An M.C.P.F. can be applied for after being a C.P.F. for four years and fulfilling all continuing educational requirements. To be designated as an M.C.P.F., the candidate must complete a rigorous testing process that includes practical hands-on demonstration of the highest standards of preservation/conservation framing and a written demonstration of that knowledge. The testing procedure involves the testing committee sending the applicant four pieces of artwork – a work on paper, a work on canvas, an object and a textile piece. In the applicant’s own workshop, he or she must frame each of these pieces to the highest standards of conservation framing. The applicant must fill out an extensive condition report, detailing what materials and techniques they are using and why. Once these pieces are completed, the applicant must bring them with their reports to the designated testing site. There, a panel of judges will dismantle each piece and examine it closely, sometimes as extreme as putting elements under a microscope to verify the accuracy of the report. In this exam they are determining the procedures and materials used.

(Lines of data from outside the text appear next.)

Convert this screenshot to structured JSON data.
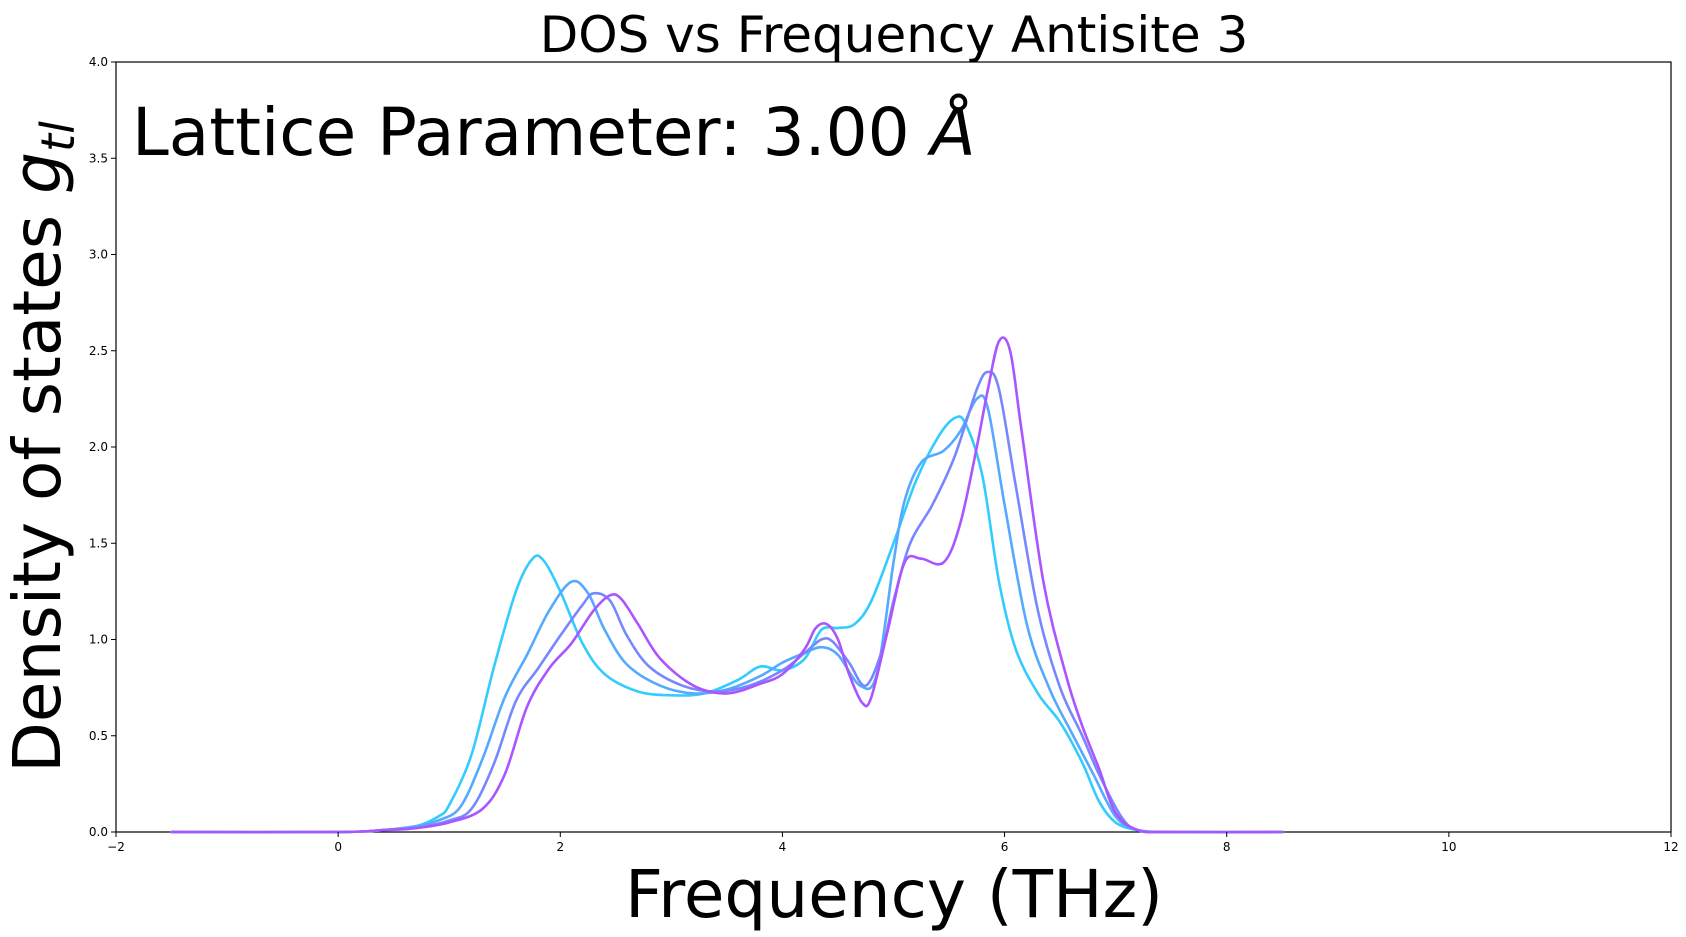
{
  "chart_data": {
    "type": "line",
    "title": "DOS vs Frequency  Antisite 3",
    "xlabel": "Frequency (THz)",
    "ylabel_main": "Density of states ",
    "ylabel_symbol": "g",
    "ylabel_subscript": "tl",
    "annotation_text": "Lattice Parameter: 3.00 ",
    "annotation_unit": "Å",
    "xlim": [
      -2,
      12
    ],
    "ylim": [
      0,
      4
    ],
    "xticks": [
      -2,
      0,
      2,
      4,
      6,
      8,
      10,
      12
    ],
    "yticks": [
      0.0,
      0.5,
      1.0,
      1.5,
      2.0,
      2.5,
      3.0,
      3.5,
      4.0
    ],
    "xtick_labels": [
      "−2",
      "0",
      "2",
      "4",
      "6",
      "8",
      "10",
      "12"
    ],
    "ytick_labels": [
      "0.0",
      "0.5",
      "1.0",
      "1.5",
      "2.0",
      "2.5",
      "3.0",
      "3.5",
      "4.0"
    ],
    "grid": false,
    "series": [
      {
        "color": "#33ccff",
        "points": [
          [
            -1.5,
            0
          ],
          [
            0,
            0
          ],
          [
            0.4,
            0.01
          ],
          [
            0.7,
            0.03
          ],
          [
            0.9,
            0.08
          ],
          [
            1.0,
            0.14
          ],
          [
            1.2,
            0.4
          ],
          [
            1.4,
            0.85
          ],
          [
            1.6,
            1.25
          ],
          [
            1.75,
            1.42
          ],
          [
            1.85,
            1.41
          ],
          [
            2.0,
            1.25
          ],
          [
            2.2,
            0.98
          ],
          [
            2.4,
            0.82
          ],
          [
            2.7,
            0.73
          ],
          [
            3.0,
            0.71
          ],
          [
            3.3,
            0.72
          ],
          [
            3.6,
            0.79
          ],
          [
            3.8,
            0.86
          ],
          [
            4.0,
            0.84
          ],
          [
            4.2,
            0.9
          ],
          [
            4.35,
            1.05
          ],
          [
            4.5,
            1.06
          ],
          [
            4.65,
            1.08
          ],
          [
            4.8,
            1.2
          ],
          [
            5.0,
            1.5
          ],
          [
            5.2,
            1.82
          ],
          [
            5.4,
            2.05
          ],
          [
            5.55,
            2.15
          ],
          [
            5.65,
            2.12
          ],
          [
            5.8,
            1.85
          ],
          [
            5.95,
            1.3
          ],
          [
            6.1,
            0.95
          ],
          [
            6.3,
            0.72
          ],
          [
            6.5,
            0.57
          ],
          [
            6.7,
            0.36
          ],
          [
            6.85,
            0.16
          ],
          [
            7.0,
            0.05
          ],
          [
            7.2,
            0.01
          ],
          [
            7.5,
            0
          ],
          [
            8.5,
            0
          ]
        ]
      },
      {
        "color": "#55aaff",
        "points": [
          [
            -1.5,
            0
          ],
          [
            0,
            0
          ],
          [
            0.4,
            0.01
          ],
          [
            0.7,
            0.03
          ],
          [
            0.9,
            0.06
          ],
          [
            1.1,
            0.13
          ],
          [
            1.3,
            0.38
          ],
          [
            1.5,
            0.7
          ],
          [
            1.7,
            0.92
          ],
          [
            1.9,
            1.15
          ],
          [
            2.1,
            1.3
          ],
          [
            2.25,
            1.24
          ],
          [
            2.4,
            1.05
          ],
          [
            2.6,
            0.87
          ],
          [
            2.9,
            0.76
          ],
          [
            3.2,
            0.72
          ],
          [
            3.5,
            0.74
          ],
          [
            3.8,
            0.81
          ],
          [
            4.0,
            0.88
          ],
          [
            4.2,
            0.93
          ],
          [
            4.35,
            0.96
          ],
          [
            4.5,
            0.92
          ],
          [
            4.7,
            0.76
          ],
          [
            4.85,
            0.82
          ],
          [
            5.0,
            1.4
          ],
          [
            5.1,
            1.72
          ],
          [
            5.25,
            1.92
          ],
          [
            5.45,
            1.98
          ],
          [
            5.6,
            2.08
          ],
          [
            5.75,
            2.25
          ],
          [
            5.85,
            2.2
          ],
          [
            6.0,
            1.7
          ],
          [
            6.2,
            1.08
          ],
          [
            6.4,
            0.75
          ],
          [
            6.6,
            0.52
          ],
          [
            6.8,
            0.3
          ],
          [
            7.0,
            0.08
          ],
          [
            7.2,
            0.01
          ],
          [
            7.5,
            0
          ],
          [
            8.5,
            0
          ]
        ]
      },
      {
        "color": "#7788ff",
        "points": [
          [
            -1.5,
            0
          ],
          [
            0,
            0
          ],
          [
            0.4,
            0.01
          ],
          [
            0.7,
            0.02
          ],
          [
            1.0,
            0.06
          ],
          [
            1.2,
            0.12
          ],
          [
            1.4,
            0.35
          ],
          [
            1.6,
            0.68
          ],
          [
            1.8,
            0.85
          ],
          [
            2.0,
            1.02
          ],
          [
            2.2,
            1.18
          ],
          [
            2.3,
            1.24
          ],
          [
            2.45,
            1.2
          ],
          [
            2.6,
            1.02
          ],
          [
            2.8,
            0.86
          ],
          [
            3.1,
            0.76
          ],
          [
            3.4,
            0.73
          ],
          [
            3.7,
            0.76
          ],
          [
            4.0,
            0.84
          ],
          [
            4.2,
            0.93
          ],
          [
            4.35,
            1.0
          ],
          [
            4.45,
            0.99
          ],
          [
            4.6,
            0.88
          ],
          [
            4.75,
            0.76
          ],
          [
            4.9,
            0.95
          ],
          [
            5.0,
            1.2
          ],
          [
            5.15,
            1.5
          ],
          [
            5.35,
            1.7
          ],
          [
            5.55,
            1.95
          ],
          [
            5.75,
            2.3
          ],
          [
            5.85,
            2.39
          ],
          [
            5.95,
            2.3
          ],
          [
            6.1,
            1.8
          ],
          [
            6.3,
            1.15
          ],
          [
            6.5,
            0.75
          ],
          [
            6.7,
            0.5
          ],
          [
            6.85,
            0.3
          ],
          [
            7.05,
            0.08
          ],
          [
            7.2,
            0.01
          ],
          [
            7.5,
            0
          ],
          [
            8.5,
            0
          ]
        ]
      },
      {
        "color": "#aa55ff",
        "points": [
          [
            -1.5,
            0
          ],
          [
            0,
            0
          ],
          [
            0.4,
            0.01
          ],
          [
            0.7,
            0.02
          ],
          [
            1.0,
            0.05
          ],
          [
            1.3,
            0.12
          ],
          [
            1.5,
            0.3
          ],
          [
            1.7,
            0.65
          ],
          [
            1.9,
            0.85
          ],
          [
            2.1,
            0.98
          ],
          [
            2.3,
            1.15
          ],
          [
            2.45,
            1.23
          ],
          [
            2.55,
            1.21
          ],
          [
            2.7,
            1.08
          ],
          [
            2.9,
            0.9
          ],
          [
            3.2,
            0.76
          ],
          [
            3.5,
            0.72
          ],
          [
            3.8,
            0.77
          ],
          [
            4.0,
            0.82
          ],
          [
            4.2,
            0.95
          ],
          [
            4.3,
            1.06
          ],
          [
            4.4,
            1.08
          ],
          [
            4.5,
            1.0
          ],
          [
            4.6,
            0.82
          ],
          [
            4.72,
            0.67
          ],
          [
            4.8,
            0.7
          ],
          [
            4.95,
            1.05
          ],
          [
            5.1,
            1.4
          ],
          [
            5.25,
            1.42
          ],
          [
            5.45,
            1.4
          ],
          [
            5.6,
            1.6
          ],
          [
            5.75,
            2.0
          ],
          [
            5.85,
            2.3
          ],
          [
            5.95,
            2.55
          ],
          [
            6.05,
            2.5
          ],
          [
            6.15,
            2.1
          ],
          [
            6.35,
            1.3
          ],
          [
            6.55,
            0.82
          ],
          [
            6.7,
            0.55
          ],
          [
            6.85,
            0.33
          ],
          [
            7.0,
            0.1
          ],
          [
            7.2,
            0.01
          ],
          [
            7.5,
            0
          ],
          [
            8.5,
            0
          ]
        ]
      }
    ]
  }
}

While the judges are performing this examination, the applicant is given a fifth piece to complete in 90 minutes at an on-site workshop. The same standards must be upheld. Part of the reasoning behind the timed segment is to assure that the applicant is the individual who performed the framing on the other four pieces. The judges use a 100 point system to evaluate each piece – taking off points for any detail that does not comply with the set standards. The lowest total score allowed is 94%. If all the pieces, after judging, come in above 94% then the title M.C.P.F. is awarded. Currently, there are less than 100 M.C.P.F.’s in the world. In order to maintain their designation, they must complete continuing education every four years. A framer with the title M.C.P.F., not only knows the highest standards of preservation/conservation framing, but has demonstrated them unequivocally to a certifying board.
What does all of this mean to you, a consumer? While anyone can say they are a good framer, or that they do “museum quality framing” remember to look for the initials C.P.F. or M.C.P.F. behind their name, because it is verification that the framer has demonstrated a desire to excel and a passion for the industry. Without the initials, they may be a competent framer, or they may not be, and more importantly, the framing product is in question. If you have something of value to you, whether personally or monetarily, trust it to someone who knows what they are doing. Work with someone who has taken the time, effort, and expense to acquire professional certification.